ME! Geezuz over the last week and talking to several women-dating does suck-men dont get it do they? I know Im gonna get bashed to no end here-but Im feeling so damn torked off...for a first since I joined I feel pissed off!
Ive met and know some pretty darn great woman-and I cant figure out WHY or HOW were feeling the way we are...just want to give up on dating altogether. ALL of the women Ive spoken with want a relationship, want romance, want all the wonderful things a partner does for them-but what in the hell is it? All of my friends have been indepedant for at least a year-come across someone who THINK is Mr. Wonderful-things get going and then somewhere we're like "**** it." We have come to the line and or have crossed the line and have told that person "Im done".

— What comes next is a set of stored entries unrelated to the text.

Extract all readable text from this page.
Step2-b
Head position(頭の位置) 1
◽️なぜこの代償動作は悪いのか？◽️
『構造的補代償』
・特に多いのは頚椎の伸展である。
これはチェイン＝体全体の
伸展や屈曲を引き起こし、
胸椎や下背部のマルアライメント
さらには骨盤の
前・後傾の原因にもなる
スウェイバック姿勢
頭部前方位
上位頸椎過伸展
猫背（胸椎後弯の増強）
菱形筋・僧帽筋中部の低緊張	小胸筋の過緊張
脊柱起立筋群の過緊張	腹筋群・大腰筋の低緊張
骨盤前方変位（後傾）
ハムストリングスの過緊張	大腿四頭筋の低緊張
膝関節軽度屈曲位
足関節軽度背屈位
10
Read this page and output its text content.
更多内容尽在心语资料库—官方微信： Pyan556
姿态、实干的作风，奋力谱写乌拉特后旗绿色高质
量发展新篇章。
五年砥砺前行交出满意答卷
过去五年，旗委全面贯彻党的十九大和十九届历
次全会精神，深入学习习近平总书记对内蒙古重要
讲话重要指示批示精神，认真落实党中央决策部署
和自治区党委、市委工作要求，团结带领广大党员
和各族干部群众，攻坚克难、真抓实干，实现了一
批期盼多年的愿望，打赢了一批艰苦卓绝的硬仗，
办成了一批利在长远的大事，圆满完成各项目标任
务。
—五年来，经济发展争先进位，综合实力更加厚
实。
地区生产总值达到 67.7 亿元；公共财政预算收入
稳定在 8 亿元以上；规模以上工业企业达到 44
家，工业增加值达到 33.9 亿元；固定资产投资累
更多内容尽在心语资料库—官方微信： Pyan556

I just dont get the whole dating game-it sucks...why cant people just be who they are? Forget the damn rules. I dont know what to say to my friends other than Im feeling crappy too-I dont know-a round table of sighs and what to do's...we're all stable women who want the same things in life and know we DONT need a man to fulfill our lives-but it would just be nice to have someone whose normal...and stays that way...
in other discussions-men seem to think that once they've "got you" then thats it...nothing else has to be done-WHAT THE HELL IS THAT? forget about the little things now? My married friends are feeling this way also...by nature women are nurturing at least the friends I have and I see it.

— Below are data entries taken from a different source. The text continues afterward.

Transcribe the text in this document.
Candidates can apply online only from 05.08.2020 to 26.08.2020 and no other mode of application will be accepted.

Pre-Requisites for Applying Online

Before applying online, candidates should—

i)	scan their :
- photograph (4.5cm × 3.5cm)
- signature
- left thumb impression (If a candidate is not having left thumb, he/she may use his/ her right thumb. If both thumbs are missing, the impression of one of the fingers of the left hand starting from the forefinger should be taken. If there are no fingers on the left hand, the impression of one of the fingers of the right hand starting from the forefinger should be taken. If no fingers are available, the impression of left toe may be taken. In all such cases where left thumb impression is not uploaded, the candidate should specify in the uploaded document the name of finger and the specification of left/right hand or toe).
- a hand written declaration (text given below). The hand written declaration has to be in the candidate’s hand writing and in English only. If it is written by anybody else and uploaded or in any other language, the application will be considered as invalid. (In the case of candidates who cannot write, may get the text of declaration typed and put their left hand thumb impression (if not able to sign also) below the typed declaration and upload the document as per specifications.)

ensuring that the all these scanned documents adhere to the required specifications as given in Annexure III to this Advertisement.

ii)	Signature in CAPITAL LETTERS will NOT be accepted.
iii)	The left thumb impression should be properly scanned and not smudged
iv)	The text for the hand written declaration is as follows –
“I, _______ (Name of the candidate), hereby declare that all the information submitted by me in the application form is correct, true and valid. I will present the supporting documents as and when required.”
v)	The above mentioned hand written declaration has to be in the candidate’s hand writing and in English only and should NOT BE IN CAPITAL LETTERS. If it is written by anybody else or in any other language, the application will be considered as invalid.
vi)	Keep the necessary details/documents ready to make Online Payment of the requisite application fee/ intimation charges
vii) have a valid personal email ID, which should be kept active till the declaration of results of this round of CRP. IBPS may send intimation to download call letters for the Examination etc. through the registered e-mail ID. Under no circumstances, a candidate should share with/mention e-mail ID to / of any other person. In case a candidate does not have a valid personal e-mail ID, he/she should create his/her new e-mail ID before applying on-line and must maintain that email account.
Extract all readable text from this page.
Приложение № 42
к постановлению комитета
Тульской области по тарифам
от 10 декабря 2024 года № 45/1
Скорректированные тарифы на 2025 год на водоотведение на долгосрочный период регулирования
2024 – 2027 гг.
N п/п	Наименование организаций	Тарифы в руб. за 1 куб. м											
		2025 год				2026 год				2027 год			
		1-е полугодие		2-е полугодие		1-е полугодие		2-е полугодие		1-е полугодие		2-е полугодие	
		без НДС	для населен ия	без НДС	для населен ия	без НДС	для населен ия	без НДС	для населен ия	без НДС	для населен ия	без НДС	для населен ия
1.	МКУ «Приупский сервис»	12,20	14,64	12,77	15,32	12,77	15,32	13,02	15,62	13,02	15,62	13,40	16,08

Im NOT bashing all men here-Im just trying to understand why ALL of my friends(including me at times) cant figure this out...why men are oblivious to the little things and sometimes the big things. In talking to one man (whose very wise) said men are just idiots they dont know any better. For a minute that was enough to pacify my thoughts-A MINUTE. Men are walking too-get with it-there are so many wonderful women out there who have such great qualties and if they would just open their eyes or their hearts they see it! And if they had enough commom sense theyd recoginize what kind of person she truly is and wouldnt do anyting stupid to **** it up. Because TODAY woman wont put up with that shit and they'll walk cause they dont need it.
It frustrates me to no end...I see so many wonderful things in my friends and I dont understand why this happens. By the end of our discussions we've given up on men. Yea I remember a convo with someone on here awhile ago and made the comment "no wonder there are more lesbians today!" Right Halla? remember that little convo way back when? lol
Is it because men are afraid? I have no answers for my friends nor myself. For the first time Squirrley is at a loss of words. How do I turn this one around? Im always an optimistic person and when Im feeling down about something I do find the positive. I cant with this one... I feel so down and out that I cant help them and I cant figure it out myself.